Ed Miliband: "escaping the Blairite comfort zone"?

Submitted by Matthew on 19 August, 2010 - 12:41 Author: Jack Yates

Ed Miliband, writing for a Fabian Society round-table of leadership contenders, has called for Labour to “escape” from the “comfort zone” of Blairism.

The motivation for this call comes from Labour’s defeat. Although the core vote held up better than expected — especially in the north of England — the data shows a more detailed and worrying picture.

Miliband writes that “Five million votes were lost by Labour between 1997 and 2010, for every one voter that Labour lost from the professional classes ... we lost three voters among the poorest, those on benefits and the low paid ... Add in skilled manual workers, and the differential goes to six to one.” Further, he writes that “We can neither win an election with working-class votes alone - New Labour was right about that — nor can we take it for granted.”

Miliband is attempting to do two things here: to present himself as capable of making a clean break from the rotten legacy of Blair and Brown and to present himself as a “safe pair of hands” to the party and public at large.

The outcome of the election is a complicated picture that cannot be solved with number crunching alone. The data shows a significant shift in working class support away from Labour and in many cases towards the Tories. But in the north, the “core vote” remained loyal to Labour. Labour — leaderless and defeated — is currently running at 33% in the polls.

The key political question, therefore, isn’t just winning or retaining working class votes and support but transforming these into political influence and organisation. On this issue, Milliband writes: “Disconnection from voters, including our working-class base, is not just a product of policy error, it is the result of the hollowing out of the movement and party. The relationship with the trade union movement need to be built from the ground up.”

But this is not clear-cut call for renewing and expanding party democracy. Miliband says merely that Labour needs to “make the most” of the union link. Miliband is enamoured with the organising methods of the Obama campaign. Some of these methods are already being employed by the various campaign teams.

However, the Obama model and the community organising models in the US on which they are based, all appear to be ephemeral, completely divorced from the logic and politics of actual class struggle. Much of the “Yes We Can” movement built during the US presidential election has vanished.

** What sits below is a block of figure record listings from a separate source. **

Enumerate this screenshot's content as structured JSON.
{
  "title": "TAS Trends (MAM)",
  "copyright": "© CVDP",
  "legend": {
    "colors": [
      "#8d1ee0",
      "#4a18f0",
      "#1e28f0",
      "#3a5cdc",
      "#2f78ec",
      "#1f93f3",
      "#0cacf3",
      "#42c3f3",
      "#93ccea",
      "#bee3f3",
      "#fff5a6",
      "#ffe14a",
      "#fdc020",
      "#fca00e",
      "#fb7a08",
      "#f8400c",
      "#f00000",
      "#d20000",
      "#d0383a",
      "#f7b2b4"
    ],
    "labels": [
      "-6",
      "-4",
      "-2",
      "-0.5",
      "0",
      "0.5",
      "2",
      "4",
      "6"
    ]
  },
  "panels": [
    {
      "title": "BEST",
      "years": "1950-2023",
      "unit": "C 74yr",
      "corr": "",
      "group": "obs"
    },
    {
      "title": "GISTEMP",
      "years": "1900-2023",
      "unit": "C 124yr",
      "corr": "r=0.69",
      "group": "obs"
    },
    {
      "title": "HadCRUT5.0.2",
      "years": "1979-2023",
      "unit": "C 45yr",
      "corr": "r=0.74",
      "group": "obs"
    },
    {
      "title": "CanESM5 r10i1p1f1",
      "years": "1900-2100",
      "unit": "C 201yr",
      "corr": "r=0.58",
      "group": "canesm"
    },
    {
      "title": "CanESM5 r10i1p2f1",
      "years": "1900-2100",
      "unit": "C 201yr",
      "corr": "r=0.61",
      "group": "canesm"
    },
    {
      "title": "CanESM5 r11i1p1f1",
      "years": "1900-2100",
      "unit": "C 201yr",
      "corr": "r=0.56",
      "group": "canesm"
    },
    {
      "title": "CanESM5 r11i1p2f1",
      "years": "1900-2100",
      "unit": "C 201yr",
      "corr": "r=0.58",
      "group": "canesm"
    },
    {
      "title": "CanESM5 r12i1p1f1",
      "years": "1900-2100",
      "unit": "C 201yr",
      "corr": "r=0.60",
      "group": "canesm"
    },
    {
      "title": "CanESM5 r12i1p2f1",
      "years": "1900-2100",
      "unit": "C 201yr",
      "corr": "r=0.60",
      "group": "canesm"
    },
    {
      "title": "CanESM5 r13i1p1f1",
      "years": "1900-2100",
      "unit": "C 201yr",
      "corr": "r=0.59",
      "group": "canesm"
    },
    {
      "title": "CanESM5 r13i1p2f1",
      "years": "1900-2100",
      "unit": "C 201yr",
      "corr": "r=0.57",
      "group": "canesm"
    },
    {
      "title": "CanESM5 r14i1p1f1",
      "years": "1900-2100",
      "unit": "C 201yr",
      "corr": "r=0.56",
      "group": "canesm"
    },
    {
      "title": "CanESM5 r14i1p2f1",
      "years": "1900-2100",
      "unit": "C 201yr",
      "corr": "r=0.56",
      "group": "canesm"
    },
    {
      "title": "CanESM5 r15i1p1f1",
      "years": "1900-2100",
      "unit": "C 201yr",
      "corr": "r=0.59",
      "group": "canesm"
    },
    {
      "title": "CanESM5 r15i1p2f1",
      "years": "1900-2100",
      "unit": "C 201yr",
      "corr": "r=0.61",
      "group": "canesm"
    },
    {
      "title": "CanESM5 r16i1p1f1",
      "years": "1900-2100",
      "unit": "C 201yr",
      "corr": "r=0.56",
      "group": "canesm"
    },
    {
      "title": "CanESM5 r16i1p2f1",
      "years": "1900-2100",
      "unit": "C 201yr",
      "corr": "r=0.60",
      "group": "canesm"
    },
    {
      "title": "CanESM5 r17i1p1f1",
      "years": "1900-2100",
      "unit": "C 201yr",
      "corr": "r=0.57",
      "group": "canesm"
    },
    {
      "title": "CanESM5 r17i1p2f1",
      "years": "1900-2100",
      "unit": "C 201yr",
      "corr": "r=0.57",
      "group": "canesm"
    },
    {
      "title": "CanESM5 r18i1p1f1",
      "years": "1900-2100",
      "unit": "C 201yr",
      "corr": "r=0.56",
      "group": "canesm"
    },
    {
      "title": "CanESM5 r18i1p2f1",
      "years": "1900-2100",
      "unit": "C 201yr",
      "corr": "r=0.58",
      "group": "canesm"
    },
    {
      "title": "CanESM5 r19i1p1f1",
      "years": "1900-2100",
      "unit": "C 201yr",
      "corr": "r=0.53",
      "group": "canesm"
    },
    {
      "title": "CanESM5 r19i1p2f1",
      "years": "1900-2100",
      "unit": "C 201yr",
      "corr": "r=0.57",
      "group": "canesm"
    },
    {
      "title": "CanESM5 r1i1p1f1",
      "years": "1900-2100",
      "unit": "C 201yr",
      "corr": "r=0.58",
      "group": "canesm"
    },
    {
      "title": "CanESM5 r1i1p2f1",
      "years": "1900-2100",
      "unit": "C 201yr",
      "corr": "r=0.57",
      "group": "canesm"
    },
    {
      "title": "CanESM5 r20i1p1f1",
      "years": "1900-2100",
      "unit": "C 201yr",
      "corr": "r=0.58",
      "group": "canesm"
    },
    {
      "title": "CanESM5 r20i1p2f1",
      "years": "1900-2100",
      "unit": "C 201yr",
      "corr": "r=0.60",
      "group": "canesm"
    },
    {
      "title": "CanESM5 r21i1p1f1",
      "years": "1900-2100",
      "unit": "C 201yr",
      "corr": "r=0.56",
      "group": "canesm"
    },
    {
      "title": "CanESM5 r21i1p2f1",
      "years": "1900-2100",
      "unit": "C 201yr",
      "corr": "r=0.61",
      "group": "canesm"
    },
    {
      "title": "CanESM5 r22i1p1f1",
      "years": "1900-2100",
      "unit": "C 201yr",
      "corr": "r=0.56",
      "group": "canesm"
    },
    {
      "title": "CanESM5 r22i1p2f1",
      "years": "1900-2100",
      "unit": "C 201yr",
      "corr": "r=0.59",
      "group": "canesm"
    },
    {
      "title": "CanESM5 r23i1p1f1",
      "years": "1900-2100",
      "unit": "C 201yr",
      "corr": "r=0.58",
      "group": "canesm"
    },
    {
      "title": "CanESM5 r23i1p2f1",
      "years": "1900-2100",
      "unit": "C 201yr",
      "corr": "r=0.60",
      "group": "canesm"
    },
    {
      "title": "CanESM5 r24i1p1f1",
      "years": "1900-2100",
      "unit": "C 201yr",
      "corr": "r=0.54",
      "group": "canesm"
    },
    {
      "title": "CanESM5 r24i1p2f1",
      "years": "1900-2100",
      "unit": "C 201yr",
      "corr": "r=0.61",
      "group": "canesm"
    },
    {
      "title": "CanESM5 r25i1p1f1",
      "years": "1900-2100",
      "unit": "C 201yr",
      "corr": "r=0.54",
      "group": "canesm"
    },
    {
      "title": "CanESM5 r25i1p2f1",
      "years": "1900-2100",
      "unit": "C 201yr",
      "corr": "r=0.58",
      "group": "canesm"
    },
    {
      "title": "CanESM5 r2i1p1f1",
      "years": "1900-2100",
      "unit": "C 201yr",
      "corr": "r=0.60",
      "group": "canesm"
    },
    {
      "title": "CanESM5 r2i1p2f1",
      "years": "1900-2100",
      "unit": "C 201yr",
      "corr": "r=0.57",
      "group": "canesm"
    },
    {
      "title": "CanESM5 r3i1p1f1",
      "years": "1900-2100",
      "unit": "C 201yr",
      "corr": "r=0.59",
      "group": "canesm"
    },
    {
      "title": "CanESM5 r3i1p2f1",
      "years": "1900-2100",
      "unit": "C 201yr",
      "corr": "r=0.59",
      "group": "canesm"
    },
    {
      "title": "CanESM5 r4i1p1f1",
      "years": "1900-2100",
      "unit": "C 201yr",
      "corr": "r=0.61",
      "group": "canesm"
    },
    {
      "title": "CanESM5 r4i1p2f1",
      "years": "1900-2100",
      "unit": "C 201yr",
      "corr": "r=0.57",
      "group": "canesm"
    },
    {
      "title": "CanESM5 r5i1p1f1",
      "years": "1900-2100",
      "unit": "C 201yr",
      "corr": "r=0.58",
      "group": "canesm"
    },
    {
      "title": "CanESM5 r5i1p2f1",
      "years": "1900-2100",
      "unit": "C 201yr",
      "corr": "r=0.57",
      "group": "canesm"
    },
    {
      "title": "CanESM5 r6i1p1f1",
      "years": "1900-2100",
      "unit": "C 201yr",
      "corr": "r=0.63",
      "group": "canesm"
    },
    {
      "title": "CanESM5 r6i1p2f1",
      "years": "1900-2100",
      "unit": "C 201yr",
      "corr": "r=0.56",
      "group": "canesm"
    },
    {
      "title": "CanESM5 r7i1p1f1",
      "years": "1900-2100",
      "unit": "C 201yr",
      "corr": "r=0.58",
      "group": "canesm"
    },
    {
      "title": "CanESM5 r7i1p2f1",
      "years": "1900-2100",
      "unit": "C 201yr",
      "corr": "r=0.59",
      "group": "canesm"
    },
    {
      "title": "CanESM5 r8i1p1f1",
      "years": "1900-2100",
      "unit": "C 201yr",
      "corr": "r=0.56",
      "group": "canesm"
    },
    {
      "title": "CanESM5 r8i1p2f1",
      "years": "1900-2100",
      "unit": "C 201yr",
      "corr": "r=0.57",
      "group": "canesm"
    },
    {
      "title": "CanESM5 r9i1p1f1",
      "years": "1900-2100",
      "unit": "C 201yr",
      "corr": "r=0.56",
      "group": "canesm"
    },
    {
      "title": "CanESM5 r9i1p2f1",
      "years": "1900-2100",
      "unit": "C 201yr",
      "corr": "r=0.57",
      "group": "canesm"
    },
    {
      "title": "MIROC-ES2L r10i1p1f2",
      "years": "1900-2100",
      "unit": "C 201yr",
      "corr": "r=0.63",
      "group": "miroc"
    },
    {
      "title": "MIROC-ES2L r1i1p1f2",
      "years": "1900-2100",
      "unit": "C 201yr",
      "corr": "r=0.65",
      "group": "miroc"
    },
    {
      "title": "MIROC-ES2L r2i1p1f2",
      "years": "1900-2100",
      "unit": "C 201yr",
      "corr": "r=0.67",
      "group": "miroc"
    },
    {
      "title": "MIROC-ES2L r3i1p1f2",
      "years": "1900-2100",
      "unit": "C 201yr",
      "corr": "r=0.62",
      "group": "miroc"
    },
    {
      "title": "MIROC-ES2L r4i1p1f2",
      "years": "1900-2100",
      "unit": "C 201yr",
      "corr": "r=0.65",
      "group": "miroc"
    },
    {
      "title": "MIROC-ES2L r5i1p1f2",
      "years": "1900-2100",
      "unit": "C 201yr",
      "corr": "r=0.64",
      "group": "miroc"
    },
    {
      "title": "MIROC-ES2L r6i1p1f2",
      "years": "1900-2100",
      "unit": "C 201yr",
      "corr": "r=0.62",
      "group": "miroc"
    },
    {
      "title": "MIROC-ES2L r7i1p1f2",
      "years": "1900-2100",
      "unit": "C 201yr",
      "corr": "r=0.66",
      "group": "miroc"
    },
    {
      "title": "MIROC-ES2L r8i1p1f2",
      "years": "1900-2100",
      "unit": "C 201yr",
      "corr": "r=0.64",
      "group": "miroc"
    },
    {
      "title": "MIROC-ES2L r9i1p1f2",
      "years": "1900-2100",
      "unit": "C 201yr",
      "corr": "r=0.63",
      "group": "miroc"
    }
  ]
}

Exactly what Ed Miliband would do as Labour leader, what deal he’s already struck with trade union leaders (Unison, GMB, and Unite are backing him) or indeed with his older brother remains to be seen. If, as seems likely, his version of “working class representation” is rooted in unrepresentative focus groups, short-term mobilisation and classless “movement building” then the real issues facing our class will not be addressed. We should be ready to push for much more than “soothing words”.